Florida-based MDVIP, a third-party provider that helps doctors organize and market concierge practices, expects to add more than 80 doctors to its network of 300 this year, according to a recent New York Times article. Despite the depressed economy, MDVIP reports that annual patient renewals remain at 93%.
With concierge medicine, patients pay an annual fee, or retainer, that typically is in the range of $1,500, but can go up as high as $25,000. For this annual fee, patients receive special treatment, like a comprehensive physical, longer office visits, greater follow-up care, home or same-day doctor visits, and direct access 24/7 to a physician by phone or email. Physicians often continue to bill insurance companies for care provided at contracted rates.

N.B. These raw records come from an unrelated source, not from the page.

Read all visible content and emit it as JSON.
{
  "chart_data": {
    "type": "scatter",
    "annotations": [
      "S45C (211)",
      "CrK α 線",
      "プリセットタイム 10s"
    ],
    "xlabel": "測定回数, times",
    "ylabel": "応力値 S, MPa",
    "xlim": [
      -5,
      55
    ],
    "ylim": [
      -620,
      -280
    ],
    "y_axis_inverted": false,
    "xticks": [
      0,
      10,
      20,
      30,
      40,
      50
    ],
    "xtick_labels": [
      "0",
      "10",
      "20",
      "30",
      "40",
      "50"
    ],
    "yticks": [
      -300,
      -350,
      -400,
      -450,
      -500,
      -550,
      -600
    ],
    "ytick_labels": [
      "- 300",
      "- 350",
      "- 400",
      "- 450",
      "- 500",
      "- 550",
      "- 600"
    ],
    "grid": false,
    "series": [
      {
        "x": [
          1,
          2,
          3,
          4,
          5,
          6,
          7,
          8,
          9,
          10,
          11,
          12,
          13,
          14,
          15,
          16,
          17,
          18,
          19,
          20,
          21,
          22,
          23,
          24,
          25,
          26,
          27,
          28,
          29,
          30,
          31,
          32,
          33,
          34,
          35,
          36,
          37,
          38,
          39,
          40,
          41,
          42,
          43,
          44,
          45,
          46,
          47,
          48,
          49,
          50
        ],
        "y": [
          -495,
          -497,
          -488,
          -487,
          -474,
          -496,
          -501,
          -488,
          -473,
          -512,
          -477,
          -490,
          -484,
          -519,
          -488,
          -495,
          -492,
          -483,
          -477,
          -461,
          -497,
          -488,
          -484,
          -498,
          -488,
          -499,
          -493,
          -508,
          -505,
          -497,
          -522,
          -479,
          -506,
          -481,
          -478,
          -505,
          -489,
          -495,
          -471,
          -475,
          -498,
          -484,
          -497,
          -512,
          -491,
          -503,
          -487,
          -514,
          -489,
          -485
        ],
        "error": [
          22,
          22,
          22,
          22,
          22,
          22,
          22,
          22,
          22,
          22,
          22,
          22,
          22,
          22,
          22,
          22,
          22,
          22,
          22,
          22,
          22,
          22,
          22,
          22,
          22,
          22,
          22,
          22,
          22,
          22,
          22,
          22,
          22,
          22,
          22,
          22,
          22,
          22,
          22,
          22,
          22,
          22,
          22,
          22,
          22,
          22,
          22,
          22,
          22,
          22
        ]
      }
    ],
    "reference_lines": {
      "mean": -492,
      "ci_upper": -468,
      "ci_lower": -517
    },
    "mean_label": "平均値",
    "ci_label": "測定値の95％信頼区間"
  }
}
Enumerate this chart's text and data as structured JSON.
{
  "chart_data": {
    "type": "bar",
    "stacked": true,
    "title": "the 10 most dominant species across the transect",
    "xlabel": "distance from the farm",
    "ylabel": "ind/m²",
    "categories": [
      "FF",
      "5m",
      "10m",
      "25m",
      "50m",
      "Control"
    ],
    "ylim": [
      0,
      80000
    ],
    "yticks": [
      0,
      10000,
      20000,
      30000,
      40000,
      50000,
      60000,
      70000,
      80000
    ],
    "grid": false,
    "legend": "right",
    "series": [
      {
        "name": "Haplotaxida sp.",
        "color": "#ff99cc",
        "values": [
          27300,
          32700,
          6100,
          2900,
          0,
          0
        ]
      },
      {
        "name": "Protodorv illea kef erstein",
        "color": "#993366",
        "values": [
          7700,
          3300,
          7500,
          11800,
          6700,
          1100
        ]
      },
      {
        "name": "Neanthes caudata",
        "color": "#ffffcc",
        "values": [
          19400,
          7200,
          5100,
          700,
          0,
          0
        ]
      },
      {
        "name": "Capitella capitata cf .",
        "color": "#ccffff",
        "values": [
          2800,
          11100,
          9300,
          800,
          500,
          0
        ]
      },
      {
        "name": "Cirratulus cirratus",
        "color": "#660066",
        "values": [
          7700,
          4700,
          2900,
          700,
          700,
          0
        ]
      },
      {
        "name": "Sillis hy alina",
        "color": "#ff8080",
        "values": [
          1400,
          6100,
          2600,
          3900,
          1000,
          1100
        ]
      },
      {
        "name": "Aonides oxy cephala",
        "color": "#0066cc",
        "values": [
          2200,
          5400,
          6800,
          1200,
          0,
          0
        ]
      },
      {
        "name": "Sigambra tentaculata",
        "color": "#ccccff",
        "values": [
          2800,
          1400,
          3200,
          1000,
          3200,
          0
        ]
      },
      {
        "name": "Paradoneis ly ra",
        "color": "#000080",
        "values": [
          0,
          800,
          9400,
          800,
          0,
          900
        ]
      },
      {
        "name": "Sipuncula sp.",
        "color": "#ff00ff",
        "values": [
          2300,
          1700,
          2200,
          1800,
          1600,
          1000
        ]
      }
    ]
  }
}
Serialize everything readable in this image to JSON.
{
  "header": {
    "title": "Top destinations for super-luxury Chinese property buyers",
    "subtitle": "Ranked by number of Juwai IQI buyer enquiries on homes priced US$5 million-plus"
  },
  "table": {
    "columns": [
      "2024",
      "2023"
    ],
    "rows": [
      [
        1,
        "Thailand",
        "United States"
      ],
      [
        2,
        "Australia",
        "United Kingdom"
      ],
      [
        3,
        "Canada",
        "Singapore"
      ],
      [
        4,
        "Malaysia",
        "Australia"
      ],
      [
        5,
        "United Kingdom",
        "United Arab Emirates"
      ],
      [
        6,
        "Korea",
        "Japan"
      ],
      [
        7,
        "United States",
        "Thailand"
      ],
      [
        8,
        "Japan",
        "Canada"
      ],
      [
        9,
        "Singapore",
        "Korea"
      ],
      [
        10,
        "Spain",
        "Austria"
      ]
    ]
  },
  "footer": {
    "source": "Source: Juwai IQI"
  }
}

Concierge medicine, however, is not without controversy. Two insurers, United Healthcare and Cigna, have denounced the practice, according to a report in the Houston Chronicle, warning that doctors charging extra for access to care are in violation of their contracts and may be dropped from these insurer networks. An analysis of the impact of concierge care’s impact on the healthcare system, published in The Journal of the American Osteopathic Association , notes that most legal experts agree the risks of violations of law arise when a clinical practice continues to seek reimbursement from Medicare and private insurance companies for services already paid for by retainer fees.
Physicians participating in concierge medicine programs usually do so exclusively, as the idea is to reduce the patient load to have more time to devote to patients-MDVIP limits a practice to 600 patients. But concerns about access denial and possible disenfranchisement of certain groups have some physicians considering a hybrid model, in which they continue to see a cross-section of patients but a portion of their practice shifts to a concierge model.
Concierge Choice Physicians, a third-party concierge medicine provider base in New York, champions this business model. The service, which claims physicians in 11 states with 250,000 patients, expects to grow its physician base by 50% this year, according to a recent report in Healthcare Business News. Rather than an annual fee, patients pay $150 per month for extra service, which covers the whole family.
Growth in concierge medicine could be favorable for clinical laboratories, because it allows the physician to choose his/her laboratory provider. Since these practices promise patients premium care and service, concierge physicians are likely to be very selective when choosing a laboratory. They will want to pick a clinical lab that demonstrates consistent quality and great service.